Spinal cord injury (SCI) is a devastating form of neurotrauma, affecting any population, and is a major cause of morbidity and mortality in children and young adults. The pathophysiology of SCI consists of a primary mechanical insult that triggers a secondary cascade of cellular damage. A key event in this pathology is delayed apoptotic cell death at and adjacent to the injury site, leading to progressive neurodegeneration. Several molecular pathways have been attributed to apoptosis after SCI. The Fas receptor pathway plays an integral role in the initiation of apoptosis through receptor-ligand binding of target cells and has been observed after CNS trauma and in several neurodegenerative diseases. Previous work in our lab has revealed that subarachnoid infusion of a soluble form of the Fas receptor (sFasR) is neuroprotective, as shown by long-term behavioral evaluation and neuronal tracing.
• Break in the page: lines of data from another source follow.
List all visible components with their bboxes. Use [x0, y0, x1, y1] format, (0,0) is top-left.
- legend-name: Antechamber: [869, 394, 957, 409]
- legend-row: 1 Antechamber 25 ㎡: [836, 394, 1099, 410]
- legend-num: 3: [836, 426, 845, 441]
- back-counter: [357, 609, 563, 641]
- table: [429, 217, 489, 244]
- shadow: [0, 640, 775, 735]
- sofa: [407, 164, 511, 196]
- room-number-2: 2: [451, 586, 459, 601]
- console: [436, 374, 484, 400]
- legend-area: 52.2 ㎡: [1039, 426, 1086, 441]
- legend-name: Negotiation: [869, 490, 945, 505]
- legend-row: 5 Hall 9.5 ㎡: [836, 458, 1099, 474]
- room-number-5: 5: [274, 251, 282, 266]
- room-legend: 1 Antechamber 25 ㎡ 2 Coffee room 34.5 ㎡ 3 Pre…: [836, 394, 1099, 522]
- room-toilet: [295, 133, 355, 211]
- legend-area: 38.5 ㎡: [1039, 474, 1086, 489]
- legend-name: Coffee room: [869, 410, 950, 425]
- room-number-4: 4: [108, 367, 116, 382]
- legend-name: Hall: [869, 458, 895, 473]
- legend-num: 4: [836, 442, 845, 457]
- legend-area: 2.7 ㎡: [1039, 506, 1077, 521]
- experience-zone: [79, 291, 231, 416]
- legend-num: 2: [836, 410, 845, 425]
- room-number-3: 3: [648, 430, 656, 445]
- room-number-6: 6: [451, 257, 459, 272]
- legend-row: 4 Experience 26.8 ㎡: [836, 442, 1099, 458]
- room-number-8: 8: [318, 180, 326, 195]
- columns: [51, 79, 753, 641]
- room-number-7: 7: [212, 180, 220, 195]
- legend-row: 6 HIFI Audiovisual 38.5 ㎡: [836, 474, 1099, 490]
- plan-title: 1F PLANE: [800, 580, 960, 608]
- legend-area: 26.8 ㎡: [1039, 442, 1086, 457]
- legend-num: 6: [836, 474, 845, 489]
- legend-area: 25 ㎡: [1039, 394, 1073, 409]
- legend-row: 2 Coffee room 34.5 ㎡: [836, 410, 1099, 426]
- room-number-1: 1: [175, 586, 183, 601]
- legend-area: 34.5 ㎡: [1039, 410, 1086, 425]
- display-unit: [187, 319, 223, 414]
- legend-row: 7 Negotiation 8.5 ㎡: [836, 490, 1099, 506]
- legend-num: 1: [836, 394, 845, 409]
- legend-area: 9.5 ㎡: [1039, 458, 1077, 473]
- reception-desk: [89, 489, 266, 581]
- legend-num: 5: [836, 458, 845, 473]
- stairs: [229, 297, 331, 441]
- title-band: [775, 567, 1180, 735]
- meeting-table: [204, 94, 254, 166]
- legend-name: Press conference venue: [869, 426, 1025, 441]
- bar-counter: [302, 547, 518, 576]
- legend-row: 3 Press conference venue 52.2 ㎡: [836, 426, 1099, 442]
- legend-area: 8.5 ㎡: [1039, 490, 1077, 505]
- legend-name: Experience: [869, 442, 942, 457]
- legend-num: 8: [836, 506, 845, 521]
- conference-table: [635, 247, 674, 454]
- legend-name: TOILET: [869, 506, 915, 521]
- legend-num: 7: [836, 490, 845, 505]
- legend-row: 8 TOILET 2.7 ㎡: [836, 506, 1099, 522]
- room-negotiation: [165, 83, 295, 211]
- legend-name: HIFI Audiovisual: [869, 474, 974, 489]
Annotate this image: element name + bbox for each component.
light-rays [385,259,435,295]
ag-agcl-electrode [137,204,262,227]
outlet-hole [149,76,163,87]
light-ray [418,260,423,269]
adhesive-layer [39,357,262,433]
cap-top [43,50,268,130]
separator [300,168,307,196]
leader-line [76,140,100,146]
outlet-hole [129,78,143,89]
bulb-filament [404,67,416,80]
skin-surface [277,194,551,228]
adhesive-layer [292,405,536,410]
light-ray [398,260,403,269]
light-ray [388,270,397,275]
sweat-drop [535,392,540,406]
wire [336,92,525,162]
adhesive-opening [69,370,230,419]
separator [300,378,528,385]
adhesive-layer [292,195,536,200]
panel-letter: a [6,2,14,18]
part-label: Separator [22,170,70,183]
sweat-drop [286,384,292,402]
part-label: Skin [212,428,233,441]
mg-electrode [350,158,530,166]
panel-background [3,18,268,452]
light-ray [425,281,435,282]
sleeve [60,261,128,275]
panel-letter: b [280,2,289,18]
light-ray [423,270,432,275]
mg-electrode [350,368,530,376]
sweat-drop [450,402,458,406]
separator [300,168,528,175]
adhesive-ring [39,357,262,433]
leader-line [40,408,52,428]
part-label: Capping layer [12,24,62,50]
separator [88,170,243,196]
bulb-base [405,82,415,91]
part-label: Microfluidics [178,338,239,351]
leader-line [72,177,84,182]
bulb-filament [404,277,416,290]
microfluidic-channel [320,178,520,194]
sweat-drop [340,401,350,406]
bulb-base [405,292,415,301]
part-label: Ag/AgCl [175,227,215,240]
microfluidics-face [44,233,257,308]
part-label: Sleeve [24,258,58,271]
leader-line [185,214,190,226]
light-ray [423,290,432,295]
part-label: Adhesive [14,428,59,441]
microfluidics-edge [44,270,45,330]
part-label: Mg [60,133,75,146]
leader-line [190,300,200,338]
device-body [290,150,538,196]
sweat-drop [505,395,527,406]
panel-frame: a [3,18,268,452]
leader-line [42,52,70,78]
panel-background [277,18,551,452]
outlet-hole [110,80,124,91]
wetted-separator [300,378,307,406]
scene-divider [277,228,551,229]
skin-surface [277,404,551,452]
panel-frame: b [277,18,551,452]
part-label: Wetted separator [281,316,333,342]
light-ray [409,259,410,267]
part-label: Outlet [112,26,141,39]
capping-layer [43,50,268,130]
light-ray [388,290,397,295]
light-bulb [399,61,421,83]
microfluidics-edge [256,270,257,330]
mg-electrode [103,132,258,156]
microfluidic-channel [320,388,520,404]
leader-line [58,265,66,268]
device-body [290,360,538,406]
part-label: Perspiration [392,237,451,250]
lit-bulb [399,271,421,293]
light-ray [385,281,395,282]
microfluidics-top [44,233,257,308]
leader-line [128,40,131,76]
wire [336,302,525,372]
We hypothesize that inhibition of the Fas receptor pathway is neuroprotective in the acutely injured spinal cord and results in reduction of neuronal and oligodendroglial cell death and enhanced axonal integrity across the lesion site. In this study, we used a 35g and 50g clip compression injury model at C7-T1 followed by intrathecal administration of sFasR using osmotic minipumps and catheterization at the site of injury. Using Western blotting and immunohistochemistry at 5 and 7 days following injury, our results reveal enhanced axonal preservation, enhanced survival of oligodendrocytes, and reduction in apoptotic cell death in sFasR-treated animals compared with controls. These results indicate that disruption of the Fas pathway in acute injury can lead to enhanced axonal and tissue preservation, which mirrors well with the improved long-term recovery observed previously in our lab. Moreover, this work shows the potential of soluble Fas receptor administration to be a therapeutic option for individuals suffering from acute SCI.